General toxicity (F2)

Mortality / viability:
mortality observed, non-treatment-related
Description (incidence and severity):
NUMERICAL LITTER SIZE:
At birth and weaning, litter sizes were grossly comparable for both groups.

PUP MORTALITY:
Pup losses during the lactating period were lower than in the preceding generation and were alnnost identical in the two groups. Overall pup losses were again essentially the same in both groups.
Body weight and weight changes:
no effects observed
Description (incidence and severity):
The growth rates of treated and control mice were grossly comparable despite decreased food consumption in Group 2 (females).

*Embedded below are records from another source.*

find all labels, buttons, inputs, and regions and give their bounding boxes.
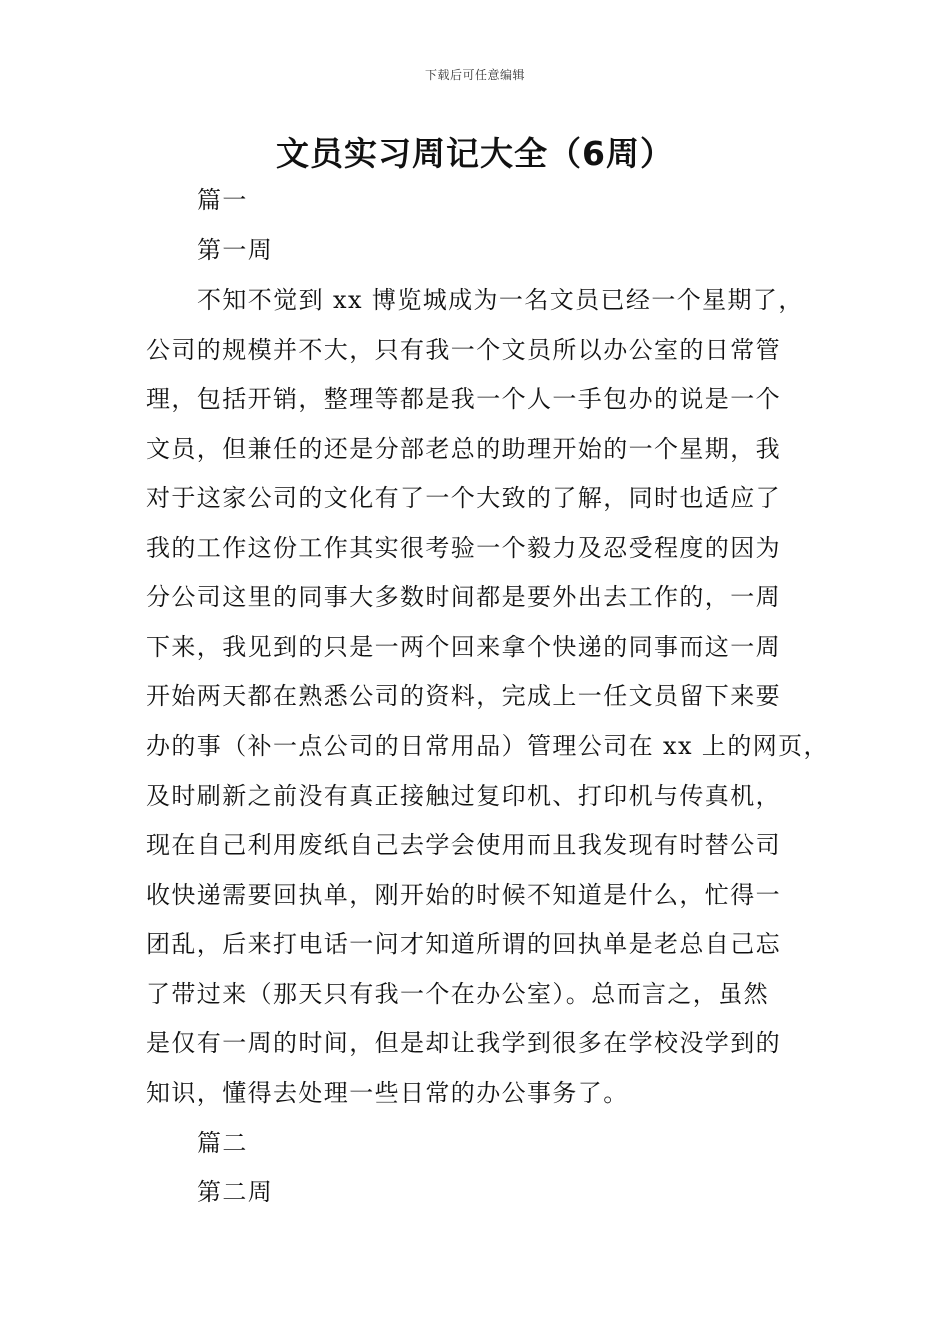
document-title: 文员实习周记大全（6周）	[276, 134, 674, 173]
paragraph-line: 及时刷新之前没有真正接触过复印机、打印机与传真机，	[146, 782, 781, 810]
paragraph-line: 公司的规模并不大，只有我一个文员所以办公室的日常管	[146, 336, 781, 364]
paragraph-line: 办的事（补一点公司的日常用品）管理公司在 xx 上的网页，	[146, 732, 829, 760]
paragraph-line: 现在自己利用废纸自己去学会使用而且我发现有时替公司	[146, 831, 781, 859]
week-heading: 第一周	[197, 236, 274, 264]
paragraph-line: 文员，但兼任的还是分部老总的助理开始的一个星期，我	[146, 435, 781, 463]
section-heading: 篇一	[197, 186, 248, 214]
paragraph-line: 我的工作这份工作其实很考验一个毅力及忍受程度的因为	[146, 534, 781, 562]
section-heading: 篇二	[197, 1129, 248, 1157]
paragraph-line: 开始两天都在熟悉公司的资料，完成上一任文员留下来要	[146, 682, 781, 710]
paragraph-line: 是仅有一周的时间，但是却让我学到很多在学校没学到的	[146, 1029, 781, 1057]
paragraph-line: 了带过来（那天只有我一个在办公室）。总而言之，虽然	[146, 980, 769, 1008]
paragraph-line: 理，包括开销，整理等都是我一个人一手包办的说是一个	[146, 385, 781, 413]
paragraph-line: 对于这家公司的文化有了一个大致的了解，同时也适应了	[146, 484, 781, 512]
paragraph-line: 知识，懂得去处理一些日常的办公事务了。	[146, 1079, 629, 1107]
paragraph-line: 分公司这里的同事大多数时间都是要外出去工作的，一周	[146, 583, 781, 611]
paragraph-line: 不知不觉到 xx 博览城成为一名文员已经一个星期了，	[197, 286, 804, 314]
paragraph-line: 下来，我见到的只是一两个回来拿个快递的同事而这一周	[146, 633, 781, 661]
header-note: 下载后可任意编辑	[424, 68, 525, 82]
week-heading: 第二周	[197, 1178, 274, 1206]
paragraph-line: 收快递需要回执单，刚开始的时候不知道是什么，忙得一	[146, 881, 781, 909]
paragraph-line: 团乱，后来打电话一问才知道所谓的回执单是老总自己忘	[146, 930, 781, 958]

LITTER WEIGHT AND AND MEAN PUP WEIGHT:
At birth and weaning, the relationship seen in the F0 generation mice was reversed; mean litter weight in Group 2 was slightly, but not significantly, higher than in the control group. The small intergroup difference in mean pup weight as in the F0 generation, reflected the effect of within litter competition.
Food consumption and compound intake (if feeding study):
no effects observed
Description (incidence and severity):
Treated females consumed less than controls, by an amount equivalent to 2g/mouse/week. The two male groups consumed identical amounts of food during a four week recording period.
Description (incidence and severity):
No morphological abnormalities were detected at any stage during this experiment, either among stillborn pups or in pups that died during the lactating period.

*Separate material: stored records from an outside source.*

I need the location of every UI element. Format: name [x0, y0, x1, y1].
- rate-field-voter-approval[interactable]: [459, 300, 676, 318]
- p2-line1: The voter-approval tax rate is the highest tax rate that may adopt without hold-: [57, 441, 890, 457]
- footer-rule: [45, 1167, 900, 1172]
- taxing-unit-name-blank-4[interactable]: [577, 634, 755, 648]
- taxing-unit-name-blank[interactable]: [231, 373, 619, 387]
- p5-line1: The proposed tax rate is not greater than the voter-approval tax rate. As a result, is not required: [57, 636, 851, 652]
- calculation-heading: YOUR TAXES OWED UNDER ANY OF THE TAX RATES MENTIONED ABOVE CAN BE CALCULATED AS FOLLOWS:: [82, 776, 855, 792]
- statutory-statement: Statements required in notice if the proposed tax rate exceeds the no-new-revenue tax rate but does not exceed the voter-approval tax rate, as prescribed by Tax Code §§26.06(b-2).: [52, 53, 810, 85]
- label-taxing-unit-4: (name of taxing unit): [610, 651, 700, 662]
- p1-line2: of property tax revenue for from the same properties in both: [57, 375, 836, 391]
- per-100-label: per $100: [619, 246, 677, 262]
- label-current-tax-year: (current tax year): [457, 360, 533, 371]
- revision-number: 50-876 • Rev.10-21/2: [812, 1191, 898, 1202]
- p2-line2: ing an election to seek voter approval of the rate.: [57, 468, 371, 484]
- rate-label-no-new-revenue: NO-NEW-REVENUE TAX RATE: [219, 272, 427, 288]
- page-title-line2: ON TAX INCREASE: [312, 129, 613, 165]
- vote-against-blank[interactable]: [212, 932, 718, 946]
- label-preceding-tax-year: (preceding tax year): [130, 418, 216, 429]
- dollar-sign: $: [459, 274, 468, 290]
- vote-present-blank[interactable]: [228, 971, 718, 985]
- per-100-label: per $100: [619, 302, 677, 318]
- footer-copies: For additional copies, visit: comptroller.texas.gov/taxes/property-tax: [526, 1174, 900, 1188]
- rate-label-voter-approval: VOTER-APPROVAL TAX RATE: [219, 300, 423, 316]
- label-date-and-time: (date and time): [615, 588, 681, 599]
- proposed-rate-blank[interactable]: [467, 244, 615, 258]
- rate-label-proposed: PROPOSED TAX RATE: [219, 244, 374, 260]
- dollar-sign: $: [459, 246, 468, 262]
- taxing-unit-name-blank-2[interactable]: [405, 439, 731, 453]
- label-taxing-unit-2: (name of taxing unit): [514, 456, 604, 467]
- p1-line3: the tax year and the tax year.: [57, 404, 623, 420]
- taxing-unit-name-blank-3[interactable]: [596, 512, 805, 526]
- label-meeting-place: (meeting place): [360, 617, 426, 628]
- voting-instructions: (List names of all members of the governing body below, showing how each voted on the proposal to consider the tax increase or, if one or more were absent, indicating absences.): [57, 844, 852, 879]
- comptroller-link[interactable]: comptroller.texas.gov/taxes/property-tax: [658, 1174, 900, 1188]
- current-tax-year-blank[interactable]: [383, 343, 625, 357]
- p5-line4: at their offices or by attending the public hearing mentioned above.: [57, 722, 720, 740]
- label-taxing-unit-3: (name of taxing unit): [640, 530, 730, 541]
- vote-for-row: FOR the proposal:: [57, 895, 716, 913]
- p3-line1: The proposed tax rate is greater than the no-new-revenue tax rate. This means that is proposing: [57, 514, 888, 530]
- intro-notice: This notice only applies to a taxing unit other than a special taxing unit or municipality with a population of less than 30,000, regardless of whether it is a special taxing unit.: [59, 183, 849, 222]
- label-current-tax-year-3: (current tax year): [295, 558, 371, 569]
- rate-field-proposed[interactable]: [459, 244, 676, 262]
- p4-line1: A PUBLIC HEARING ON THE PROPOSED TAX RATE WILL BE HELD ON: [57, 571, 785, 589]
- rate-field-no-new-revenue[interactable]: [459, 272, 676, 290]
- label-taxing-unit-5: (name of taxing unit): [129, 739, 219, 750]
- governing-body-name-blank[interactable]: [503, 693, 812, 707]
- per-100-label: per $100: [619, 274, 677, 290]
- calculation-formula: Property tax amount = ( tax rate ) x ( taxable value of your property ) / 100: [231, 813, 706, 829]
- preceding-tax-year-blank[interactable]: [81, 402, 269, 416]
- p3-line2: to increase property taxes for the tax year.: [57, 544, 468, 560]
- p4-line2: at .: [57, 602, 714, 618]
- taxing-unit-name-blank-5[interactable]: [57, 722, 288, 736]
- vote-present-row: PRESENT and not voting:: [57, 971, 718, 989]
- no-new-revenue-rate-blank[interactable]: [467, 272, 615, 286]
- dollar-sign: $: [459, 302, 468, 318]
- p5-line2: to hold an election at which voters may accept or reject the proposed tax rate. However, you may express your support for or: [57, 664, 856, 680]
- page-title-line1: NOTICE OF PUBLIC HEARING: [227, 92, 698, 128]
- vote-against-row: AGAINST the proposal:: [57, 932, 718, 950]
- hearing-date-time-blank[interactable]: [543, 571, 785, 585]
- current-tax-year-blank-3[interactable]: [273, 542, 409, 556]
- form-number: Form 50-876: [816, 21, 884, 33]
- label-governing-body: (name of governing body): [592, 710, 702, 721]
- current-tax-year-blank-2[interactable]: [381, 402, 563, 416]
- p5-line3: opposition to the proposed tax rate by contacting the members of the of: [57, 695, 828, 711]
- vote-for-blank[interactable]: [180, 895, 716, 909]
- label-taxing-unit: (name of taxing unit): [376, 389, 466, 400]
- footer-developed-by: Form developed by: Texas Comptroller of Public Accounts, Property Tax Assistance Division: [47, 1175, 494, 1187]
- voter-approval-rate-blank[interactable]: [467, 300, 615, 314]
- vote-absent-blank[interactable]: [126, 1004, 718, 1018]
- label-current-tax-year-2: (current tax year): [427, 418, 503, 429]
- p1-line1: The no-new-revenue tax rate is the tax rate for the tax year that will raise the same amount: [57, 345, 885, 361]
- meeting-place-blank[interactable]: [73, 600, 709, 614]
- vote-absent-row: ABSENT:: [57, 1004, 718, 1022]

Overall reproductive toxicity

Reproductive effects observed:
not specified

Applicant's summary and conclusion

Executive summary:

The general reproductive performance of the mice was investigated after a total of 36 weeks of treatment. Treatment continued throughout the mating, gestation and lactation periods. The F1 generation was reared to maturity and mated; treatment continued throughout this time, as for the F2 generation. The progeny of F1 generation were reared to maturity under treatment and then sacrificed. Reproductive performance of the parent mice and F1 generation was unaffected, at all stages, by treatment with the test article. No significant effect of treatment was discernible in overall consideration of the litter parameters. No morphological abnormalities were recorded at any stage of the reproductive studies. Throughout the investigation, mortality rates and prime causes remained grossly comparable for the treated and untreated groups. No treatment-related trends were seen in growth or food consumption. Examination of the treated mice under UV illumination revealed fluorescent deposits in adipose tissue. After 26 weeks withdrawal from treatment, fluorescence was somewhat reduced, although still evident. Tumour incidence was unaffected by treatment. It was concluded that there was no evidence of adverse reaction to treatment, and that deposition of fluorescent material constituted the sole treatment-related finding.